Antonio et Dada caracolent en tête, mais Franck et moi nous subissons vite la retombée d’adrénaline. Nous nous partageons le kit pour ne pas se faire trop chier dans toute cette succession de passages étroits. Je ferme la marche et c’est sur le premier puits rencontré que je comprends que Franck est un peu plus atteint que moi. Je le dépasse donc lors du puits suivant et nous rattrapons Antonio et Dada qui nous attendent en haut de ce puits. Je préviens Antonio et on reforme les groupes. Je pars devant avec Dada qui a l’extrême sympathie de suivre mon rythme. Antonio et Franck remontent tranquillement mais sûrement (Franck connaissant par cœur le cheminement). Cependant ils ne sont jamais loin de nous, car propulsés par l’entrain de Dada, nous allions toujours droit devant et avons ainsi exploré (bien malgré nous !) toutes les failles, méandres et recoins qui se trouvaient devant nous. Ce qui nous a contraint un certain nombre de fois à faire demi-tour après plusieurs remarques existentielles telles que “ça me dit rien du tout ici…” ou “on a dû se tromper de chemin !”.

 

La sortie !

Cependant, le chemin du retour a été beaucoup plus rapide, et nous avons fini par retrouver le P6 du début, et à en sortir vers les 20h. Dada aussi frais que quand il est rentré, Antonio un peu plus sale que 10h plus tôt, Franck et moi les plus heureux des hommes. Franck car il avait atteint la rivière et commencé à la topographier et moi car pour une première sortie explo en club je ressortais avec autant d’émotions et de souvenirs que de bleus sur le corps, c’est-à-dire beaucoup !
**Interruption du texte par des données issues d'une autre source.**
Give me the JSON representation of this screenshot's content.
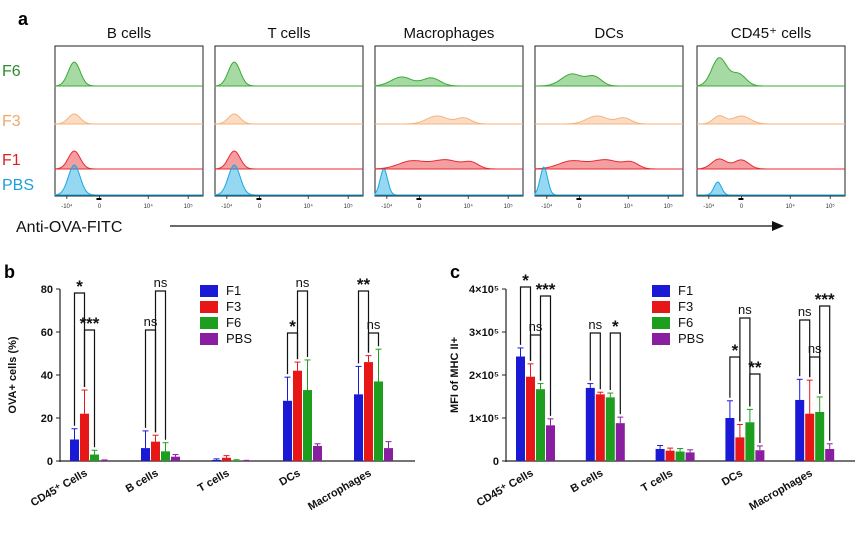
{
  "colors": {
    "F1": "#e8292e",
    "F3": "#f5b37c",
    "F6": "#3aaa35",
    "PBS": "#17a9e0",
    "barF1": "#1a1ad6",
    "barF3": "#e81717",
    "barF6": "#1e9e1e",
    "barPBS": "#8a1ea0",
    "labelF6": "#2e8b2e",
    "labelF3": "#f0a868",
    "labelF1": "#e02020",
    "labelPBS": "#1aa0dc"
  },
  "panel_a": {
    "letter": "a",
    "x_axis_label": "Anti-OVA-FITC",
    "row_labels": [
      "F6",
      "F3",
      "F1",
      "PBS"
    ],
    "tick_labels": [
      "-10⁴",
      "0",
      "10⁴",
      "10⁵"
    ],
    "panels": [
      {
        "title": "B cells",
        "mode": "left"
      },
      {
        "title": "T cells",
        "mode": "left"
      },
      {
        "title": "Macrophages",
        "mode": "spread"
      },
      {
        "title": "DCs",
        "mode": "spread"
      },
      {
        "title": "CD45⁺ cells",
        "mode": "mixed"
      }
    ]
  },
  "chart_data": [
    {
      "type": "bar",
      "panel": "b",
      "ylabel": "OVA+ cells (%)",
      "ylim": [
        0,
        80
      ],
      "yticks": [
        "0",
        "20",
        "40",
        "60",
        "80"
      ],
      "categories": [
        "CD45⁺ Cells",
        "B cells",
        "T cells",
        "DCs",
        "Macrophages"
      ],
      "legend": [
        "F1",
        "F3",
        "F6",
        "PBS"
      ],
      "series": [
        {
          "name": "F1",
          "values": [
            10,
            6,
            0.5,
            28,
            31
          ],
          "errors": [
            5,
            8,
            0.5,
            11,
            13
          ]
        },
        {
          "name": "F3",
          "values": [
            22,
            9,
            1.5,
            42,
            46
          ],
          "errors": [
            11,
            3,
            1,
            4,
            3
          ]
        },
        {
          "name": "F6",
          "values": [
            3,
            4.5,
            0.3,
            33,
            37
          ],
          "errors": [
            2,
            4,
            0.3,
            14,
            15
          ]
        },
        {
          "name": "PBS",
          "values": [
            0.3,
            2,
            0.2,
            7,
            6
          ],
          "errors": [
            0.2,
            1,
            0.1,
            1,
            3
          ]
        }
      ],
      "annotations": [
        {
          "label": "*"
        },
        {
          "label": "***"
        },
        {
          "label": "ns"
        },
        {
          "label": "ns"
        },
        {
          "label": "*"
        },
        {
          "label": "ns"
        },
        {
          "label": "**"
        },
        {
          "label": "ns"
        }
      ]
    },
    {
      "type": "bar",
      "panel": "c",
      "ylabel": "MFI of MHC II+",
      "ylim": [
        0,
        400000
      ],
      "yticks": [
        "0",
        "1×10⁵",
        "2×10⁵",
        "3×10⁵",
        "4×10⁵"
      ],
      "categories": [
        "CD45⁺ Cells",
        "B cells",
        "T cells",
        "DCs",
        "Macrophages"
      ],
      "legend": [
        "F1",
        "F3",
        "F6",
        "PBS"
      ],
      "series": [
        {
          "name": "F1",
          "values": [
            243000,
            170000,
            28000,
            100000,
            142000
          ],
          "errors": [
            20000,
            10000,
            8000,
            40000,
            48000
          ]
        },
        {
          "name": "F3",
          "values": [
            196000,
            155000,
            24000,
            55000,
            110000
          ],
          "errors": [
            30000,
            5000,
            6000,
            30000,
            78000
          ]
        },
        {
          "name": "F6",
          "values": [
            167000,
            148000,
            22000,
            90000,
            114000
          ],
          "errors": [
            13000,
            10000,
            7000,
            30000,
            35000
          ]
        },
        {
          "name": "PBS",
          "values": [
            83000,
            88000,
            20000,
            25000,
            28000
          ],
          "errors": [
            15000,
            14000,
            6000,
            10000,
            12000
          ]
        }
      ],
      "annotations": [
        {
          "label": "*"
        },
        {
          "label": "ns"
        },
        {
          "label": "***"
        },
        {
          "label": "ns"
        },
        {
          "label": "*"
        },
        {
          "label": "ns"
        },
        {
          "label": "*"
        },
        {
          "label": "**"
        },
        {
          "label": "ns"
        },
        {
          "label": "ns"
        },
        {
          "label": "***"
        }
      ]
    }
  ]
}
Mais l’aventure ne fait que commencer : il faut encore faciliter un peu l’accès, ré-équiper ou équiper certains passages grâce à un perfo, topographier l’accès à la rivière, continuer l’exploration et la topo de la rivière et de tout ses recoins (et il y en a beaucoup). Et pourquoi pas trouver une autre entrée, pour que le trou merdique ne porte plus ce nom que de par son histoire !

 

Sylvain Lécuyer.

À propos Sylvain Lecuyer

4 plusieurs commentaires

  1. ENcore un Sylvain L dans le trou merdique alors 🙂

  2. Beau récit, on s’y croirait presque. Bravo et merci pour ce travail accompli malgré les épreuves (surmontées avec brio) du parcours jusqu’à la “fameuse” rivière.

  3. Chapeau bas, tant aux explorateurs qu’a l’écrivain de ces quelques lignes! On n’a qu’une seule envie c’est de participer à la prochaine sortie!!